Arabic transcription(s)
- • Arabic: مرج الغزال
- • Latin: Marj Al-Ghazal (official)
- Interactive map of Marj Al-Ghazal
- State: State of Palestine
- Governorate: Jericho

Government
- • Type: Village council

Area
- • Total: 4,917 dunams (4.917 km^{2}; 1.898 sq mi)

Population (2017)
- • Total: 243
- • Density: 49.4/km^{2} (128/sq mi)

= Marj Al-Ghazal =

Marj Al-Ghazal (مرج الغزال, מרג' אל-גזאל) is a Palestinian village in the Jericho Governorate in the West Bank, located 34.8 km north of Jericho. According to the Palestinian Central Bureau of Statistics (PCBS), Marj Al-Ghazal had a population of 243 in the 2017 census.

==Location==
Marj Al-Ghazal is bordered by the Jordan River to the east. Nearby Palestinian localities include az-Zubaidat to the northeast, Al-Jiftlik to the south and west.

==History==
In the wake of the 1948 Arab–Israeli War, and after the 1949 Armistice Agreements, Marj al-Ghazal came under Jordanian rule. It was annexed by Jordan in 1950.

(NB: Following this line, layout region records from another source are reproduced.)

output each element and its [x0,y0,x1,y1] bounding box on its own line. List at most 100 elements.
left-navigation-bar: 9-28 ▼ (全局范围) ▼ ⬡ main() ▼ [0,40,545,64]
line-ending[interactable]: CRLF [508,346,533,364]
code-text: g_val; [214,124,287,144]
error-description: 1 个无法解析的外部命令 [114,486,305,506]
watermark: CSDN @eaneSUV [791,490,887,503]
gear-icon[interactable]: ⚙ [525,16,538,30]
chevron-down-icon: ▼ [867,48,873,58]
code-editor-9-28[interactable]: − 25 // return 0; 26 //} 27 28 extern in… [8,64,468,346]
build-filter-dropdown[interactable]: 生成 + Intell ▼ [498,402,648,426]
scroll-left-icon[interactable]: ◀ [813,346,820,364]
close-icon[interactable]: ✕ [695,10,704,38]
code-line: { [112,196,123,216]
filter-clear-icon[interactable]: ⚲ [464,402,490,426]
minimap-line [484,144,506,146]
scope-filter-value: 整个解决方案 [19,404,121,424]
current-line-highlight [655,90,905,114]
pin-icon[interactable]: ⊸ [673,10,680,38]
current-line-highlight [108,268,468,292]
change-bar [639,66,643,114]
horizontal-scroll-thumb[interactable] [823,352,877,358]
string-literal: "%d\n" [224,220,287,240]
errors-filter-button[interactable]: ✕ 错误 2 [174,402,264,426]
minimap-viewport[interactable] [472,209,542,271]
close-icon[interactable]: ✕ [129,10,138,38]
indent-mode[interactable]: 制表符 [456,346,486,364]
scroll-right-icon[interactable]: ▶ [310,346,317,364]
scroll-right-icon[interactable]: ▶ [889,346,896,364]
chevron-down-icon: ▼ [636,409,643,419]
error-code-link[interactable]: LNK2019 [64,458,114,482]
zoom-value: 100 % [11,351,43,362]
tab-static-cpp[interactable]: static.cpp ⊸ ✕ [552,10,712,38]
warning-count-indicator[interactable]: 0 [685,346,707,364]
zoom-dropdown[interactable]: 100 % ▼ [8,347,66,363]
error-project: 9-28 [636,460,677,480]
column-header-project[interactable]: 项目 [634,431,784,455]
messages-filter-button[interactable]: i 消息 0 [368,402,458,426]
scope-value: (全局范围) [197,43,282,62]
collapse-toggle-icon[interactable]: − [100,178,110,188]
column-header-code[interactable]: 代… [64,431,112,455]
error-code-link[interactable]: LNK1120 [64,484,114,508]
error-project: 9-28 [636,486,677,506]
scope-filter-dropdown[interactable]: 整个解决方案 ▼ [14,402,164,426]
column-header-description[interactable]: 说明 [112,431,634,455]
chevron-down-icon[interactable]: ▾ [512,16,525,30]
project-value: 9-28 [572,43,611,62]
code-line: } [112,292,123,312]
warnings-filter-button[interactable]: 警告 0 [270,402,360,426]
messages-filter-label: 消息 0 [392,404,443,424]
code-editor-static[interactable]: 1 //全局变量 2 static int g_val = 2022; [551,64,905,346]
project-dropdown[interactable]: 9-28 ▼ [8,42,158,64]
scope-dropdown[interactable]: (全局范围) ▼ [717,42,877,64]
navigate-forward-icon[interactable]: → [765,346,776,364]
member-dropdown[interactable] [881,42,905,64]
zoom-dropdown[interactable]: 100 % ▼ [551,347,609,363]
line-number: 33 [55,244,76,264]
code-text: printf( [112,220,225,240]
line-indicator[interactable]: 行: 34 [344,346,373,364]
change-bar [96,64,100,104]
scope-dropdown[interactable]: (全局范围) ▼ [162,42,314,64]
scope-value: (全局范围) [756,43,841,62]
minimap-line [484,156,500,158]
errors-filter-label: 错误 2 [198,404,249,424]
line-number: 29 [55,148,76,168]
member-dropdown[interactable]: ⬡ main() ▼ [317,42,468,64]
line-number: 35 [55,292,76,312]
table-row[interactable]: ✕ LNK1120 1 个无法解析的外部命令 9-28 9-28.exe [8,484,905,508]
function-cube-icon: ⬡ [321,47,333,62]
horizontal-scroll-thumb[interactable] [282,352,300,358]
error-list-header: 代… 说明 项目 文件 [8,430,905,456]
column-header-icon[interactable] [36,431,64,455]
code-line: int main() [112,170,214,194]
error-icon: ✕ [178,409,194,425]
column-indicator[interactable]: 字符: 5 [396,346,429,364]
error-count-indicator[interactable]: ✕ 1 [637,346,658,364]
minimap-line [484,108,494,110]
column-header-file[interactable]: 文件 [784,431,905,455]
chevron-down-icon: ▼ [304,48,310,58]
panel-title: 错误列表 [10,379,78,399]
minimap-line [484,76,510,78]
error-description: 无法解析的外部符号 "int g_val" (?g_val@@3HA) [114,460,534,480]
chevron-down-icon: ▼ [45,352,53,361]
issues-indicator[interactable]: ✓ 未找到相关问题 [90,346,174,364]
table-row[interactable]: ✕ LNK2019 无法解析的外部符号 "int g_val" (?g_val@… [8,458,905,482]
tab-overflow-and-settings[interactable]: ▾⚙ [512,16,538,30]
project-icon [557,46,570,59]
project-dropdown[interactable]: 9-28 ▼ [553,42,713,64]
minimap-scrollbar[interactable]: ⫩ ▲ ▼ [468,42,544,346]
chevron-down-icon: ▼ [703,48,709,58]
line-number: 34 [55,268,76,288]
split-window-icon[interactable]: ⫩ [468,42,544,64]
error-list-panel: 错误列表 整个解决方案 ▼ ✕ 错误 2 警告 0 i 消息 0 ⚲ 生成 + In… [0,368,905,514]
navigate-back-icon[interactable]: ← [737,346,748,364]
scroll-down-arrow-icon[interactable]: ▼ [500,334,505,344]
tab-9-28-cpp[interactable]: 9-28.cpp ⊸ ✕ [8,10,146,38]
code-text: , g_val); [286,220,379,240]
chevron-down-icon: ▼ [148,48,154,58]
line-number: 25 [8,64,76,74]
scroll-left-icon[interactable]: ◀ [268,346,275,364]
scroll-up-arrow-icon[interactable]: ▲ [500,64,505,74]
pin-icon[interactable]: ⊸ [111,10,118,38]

Since the Six-Day War in 1967, Marj al-Ghazal has been under Israeli occupation.

In 1970, Israel confiscated 509 dunum of village land in order to construct the Israeli settlement of Argaman.

After 1995 accords, 4% of Marj al-Ghazal's land was classified as Area B, the remaining 96% as Area C.

In the 2007 census Marj Al-Ghazal had a population of 193 with exactly 92 being males and 101 females. The total number of households was 43 who lived in 50 housing units.